Media reaction to Simon Lewis’ appointment as communications secretary to the Queen has been sceptical. What can someone from the corporate world offer the Royal family?

Media reaction to Simon Lewis’ appointment as communications

secretary to the Queen has been sceptical. What can someone from the

corporate world offer the Royal family?



A leader in Monday’s Daily Telegraph pointed out how different working

for the Queen will be to his current job as corporate affairs director

at Centrica, the supply arm of British Gas.

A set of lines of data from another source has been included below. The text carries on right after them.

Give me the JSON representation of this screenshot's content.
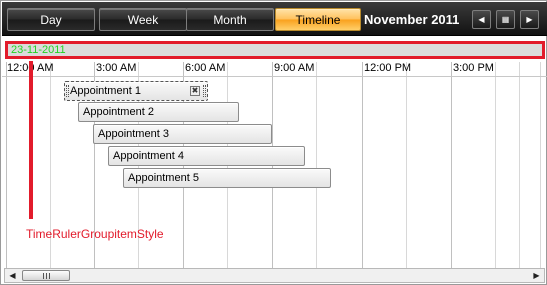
{
  "toolbar": {
    "views": [
      {
        "label": "Day",
        "active": false
      },
      {
        "label": "Week",
        "active": false
      },
      {
        "label": "Month",
        "active": false
      },
      {
        "label": "Timeline",
        "active": true
      }
    ],
    "period_label": "November 2011",
    "nav": {
      "prev_icon": "chevron-left-icon",
      "calendar_icon": "calendar-grid-icon",
      "next_icon": "chevron-right-icon"
    }
  },
  "group": {
    "label": "23-11-2011",
    "text_color": "#24d324",
    "highlight_color": "#e21b2b"
  },
  "ruler": {
    "labels": [
      "12:00 AM",
      "3:00 AM",
      "6:00 AM",
      "9:00 AM",
      "12:00 PM",
      "3:00 PM"
    ]
  },
  "appointments": [
    {
      "subject": "Appointment 1"
    },
    {
      "subject": "Appointment 2"
    },
    {
      "subject": "Appointment 3"
    },
    {
      "subject": "Appointment 4"
    },
    {
      "subject": "Appointment 5"
    }
  ],
  "annotation": {
    "label": "TimeRulerGroupitemStyle"
  },
  "scrollbar": {
    "left_icon": "arrow-left-icon",
    "right_icon": "arrow-right-icon"
  }
}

The Telegraph believes that ’where corporations are often concerned with

immediate headlines, the monarchy must look to the permanent sympathies

of the nation’.



This only betrays a lack of understanding of the PR profession and

therefore what Lewis will bring to the job. He works in the

controversial privatised utility sector, and for one of its highest

profile businesses. He has had to defend fat cat salaries and ensure

good relations with the Government while lobbying against the windfall

tax. He is not a man prepared to sacrifice his company’s reputation and

share price for a headline.



The Mail on Sunday described Buckingham Palace’s decision to appoint a

PR adviser as an overreaction to the popular backlash against the Queen

after the death of Diana, Princess of Wales. The Queen may have

re-established herself in her people’s affections since last summer, but

the ghost of Diana has not been laid to rest. And if other,

unforeseeable issues rear up to confront the Royal family, they will

need expert guidance.



But if the Palace is to make good use of Lewis, he must be allowed to

continue giving the kind of strategic advice he provides at

Centrica.



He must not suffer the fate of Diana’s former PR adviser Jane

Atkinson.



Atkinson went to work for Diana in the belief that she would be

consulted on public relations strategy and help to mould public

perception of the princess. Instead, she was used as a buffer for the

media, fielding up to 30 calls a day.



If Lewis is to be paid a salary of up to pounds 230,000 a year, as some

reports have suggested, he will need to do more than answer calls from

journalists.



Unlike the late princess, the Queen already has a team of press officers

to do the day-to-day work. But Lewis will need direct access to the

Queen if his advice is to be taken seriously.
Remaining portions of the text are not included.